How to build evals (the part almost nobody does)
Evals are what separate a serious agent from a pretty demo. And almost nobody builds them. The process:
- Gather 50-200 representative inputs of the real cases the agent will handle.
- Define the expected output for each β or the range of acceptable outputs.
- Define automated evaluation criteria β measurable metrics (factual correctness, format, absence of hallucinations).
- Run after every change to the agent (prompt, RAG config, model). If the score drops, it doesn't ship.
- Iterate the set β add edge cases you spot in production.

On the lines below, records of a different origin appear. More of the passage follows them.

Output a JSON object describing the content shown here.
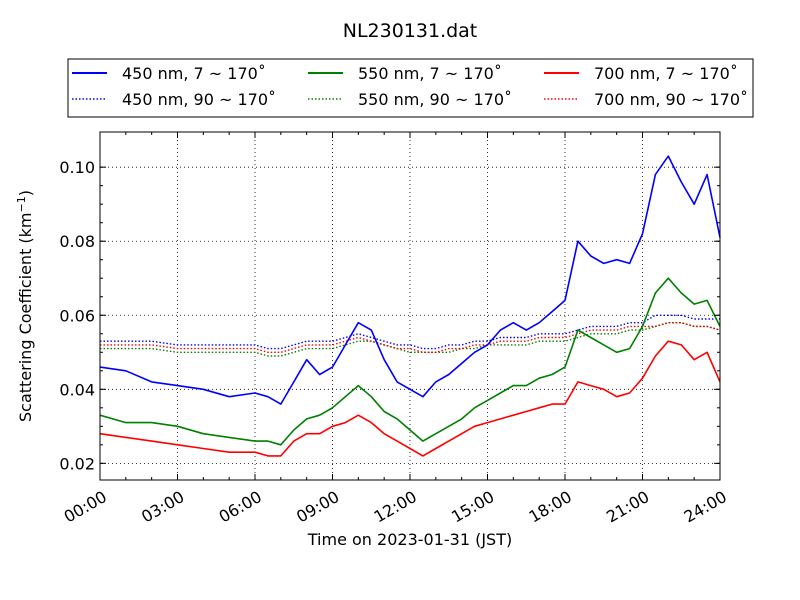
{
  "chart_data": {
    "type": "line",
    "title": "NL230131.dat",
    "xlabel": "Time on 2023-01-31 (JST)",
    "ylabel_main": "Scattering Coefficient (km",
    "ylabel_sup": "−1",
    "ylabel_close": ")",
    "xlim": [
      0,
      24
    ],
    "ylim": [
      0.0155,
      0.1095
    ],
    "x_ticks": [
      0,
      3,
      6,
      9,
      12,
      15,
      18,
      21,
      24
    ],
    "x_tick_labels": [
      "00:00",
      "03:00",
      "06:00",
      "09:00",
      "12:00",
      "15:00",
      "18:00",
      "21:00",
      "24:00"
    ],
    "y_ticks": [
      0.02,
      0.04,
      0.06,
      0.08,
      0.1
    ],
    "y_tick_labels": [
      "0.02",
      "0.04",
      "0.06",
      "0.08",
      "0.10"
    ],
    "grid": true,
    "legend_placement": "top, above plot, 3 columns",
    "x": [
      0,
      1,
      2,
      3,
      4,
      5,
      6,
      6.5,
      7,
      7.5,
      8,
      8.5,
      9,
      9.5,
      10,
      10.5,
      11,
      11.5,
      12,
      12.5,
      13,
      13.5,
      14,
      14.5,
      15,
      15.5,
      16,
      16.5,
      17,
      17.5,
      18,
      18.5,
      19,
      19.5,
      20,
      20.5,
      21,
      21.5,
      22,
      22.5,
      23,
      23.5,
      24
    ],
    "series": [
      {
        "name": "450 nm, 7 ~ 170˚",
        "color": "#0000ff",
        "style": "solid",
        "values": [
          0.046,
          0.045,
          0.042,
          0.041,
          0.04,
          0.038,
          0.039,
          0.038,
          0.036,
          0.042,
          0.048,
          0.044,
          0.046,
          0.052,
          0.058,
          0.056,
          0.048,
          0.042,
          0.04,
          0.038,
          0.042,
          0.044,
          0.047,
          0.05,
          0.052,
          0.056,
          0.058,
          0.056,
          0.058,
          0.061,
          0.064,
          0.08,
          0.076,
          0.074,
          0.075,
          0.074,
          0.082,
          0.098,
          0.103,
          0.096,
          0.09,
          0.098,
          0.081
        ]
      },
      {
        "name": "450 nm, 90 ~ 170˚",
        "color": "#0000ff",
        "style": "dotted",
        "values": [
          0.053,
          0.053,
          0.053,
          0.052,
          0.052,
          0.052,
          0.052,
          0.051,
          0.051,
          0.052,
          0.053,
          0.053,
          0.053,
          0.054,
          0.055,
          0.054,
          0.053,
          0.052,
          0.052,
          0.051,
          0.051,
          0.052,
          0.052,
          0.053,
          0.053,
          0.054,
          0.054,
          0.054,
          0.055,
          0.055,
          0.055,
          0.056,
          0.057,
          0.057,
          0.057,
          0.058,
          0.058,
          0.06,
          0.06,
          0.06,
          0.059,
          0.059,
          0.059
        ]
      },
      {
        "name": "550 nm, 7 ~ 170˚",
        "color": "#008000",
        "style": "solid",
        "values": [
          0.033,
          0.031,
          0.031,
          0.03,
          0.028,
          0.027,
          0.026,
          0.026,
          0.025,
          0.029,
          0.032,
          0.033,
          0.035,
          0.038,
          0.041,
          0.038,
          0.034,
          0.032,
          0.029,
          0.026,
          0.028,
          0.03,
          0.032,
          0.035,
          0.037,
          0.039,
          0.041,
          0.041,
          0.043,
          0.044,
          0.046,
          0.056,
          0.054,
          0.052,
          0.05,
          0.051,
          0.057,
          0.066,
          0.07,
          0.066,
          0.063,
          0.064,
          0.057
        ]
      },
      {
        "name": "550 nm, 90 ~ 170˚",
        "color": "#008000",
        "style": "dotted",
        "values": [
          0.051,
          0.051,
          0.051,
          0.05,
          0.05,
          0.05,
          0.05,
          0.049,
          0.049,
          0.05,
          0.051,
          0.051,
          0.051,
          0.052,
          0.053,
          0.053,
          0.052,
          0.051,
          0.05,
          0.05,
          0.05,
          0.05,
          0.051,
          0.051,
          0.052,
          0.052,
          0.052,
          0.052,
          0.053,
          0.053,
          0.053,
          0.054,
          0.055,
          0.055,
          0.055,
          0.056,
          0.056,
          0.057,
          0.058,
          0.058,
          0.057,
          0.057,
          0.056
        ]
      },
      {
        "name": "700 nm, 7 ~ 170˚",
        "color": "#ff0000",
        "style": "solid",
        "values": [
          0.028,
          0.027,
          0.026,
          0.025,
          0.024,
          0.023,
          0.023,
          0.022,
          0.022,
          0.026,
          0.028,
          0.028,
          0.03,
          0.031,
          0.033,
          0.031,
          0.028,
          0.026,
          0.024,
          0.022,
          0.024,
          0.026,
          0.028,
          0.03,
          0.031,
          0.032,
          0.033,
          0.034,
          0.035,
          0.036,
          0.036,
          0.042,
          0.041,
          0.04,
          0.038,
          0.039,
          0.043,
          0.049,
          0.053,
          0.052,
          0.048,
          0.05,
          0.042
        ]
      },
      {
        "name": "700 nm, 90 ~ 170˚",
        "color": "#ff0000",
        "style": "dotted",
        "values": [
          0.052,
          0.052,
          0.052,
          0.051,
          0.051,
          0.051,
          0.051,
          0.05,
          0.05,
          0.051,
          0.052,
          0.052,
          0.052,
          0.053,
          0.054,
          0.053,
          0.052,
          0.051,
          0.051,
          0.05,
          0.05,
          0.051,
          0.051,
          0.052,
          0.052,
          0.053,
          0.053,
          0.053,
          0.054,
          0.054,
          0.054,
          0.055,
          0.056,
          0.056,
          0.056,
          0.057,
          0.057,
          0.057,
          0.058,
          0.058,
          0.057,
          0.057,
          0.056
        ]
      }
    ]
  }
}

The continuous-improvement loop
- Production captures real interactions with feedback (CSAT, detected errors).
- Weekly human review: identify error patterns.
- Update the KB / prompt / config based on what you found.
- Run evals to check there are no regressions.
- Deploy the change.
- Back to step 1.
Governance and sensitive data
- Business-plan APIs. OpenAI API and Anthropic API on business plans don't train on your data. Confirm it in your DPA.
- Anonymize when possible. Patterns help the model; names don't.
- Encrypted logs. If you store conversations, encrypt at least the ones containing personal data.
- Minimum retention. Don't keep what you don't need. Clear deletion policy.
- Regular audit of what data enters the model and from where.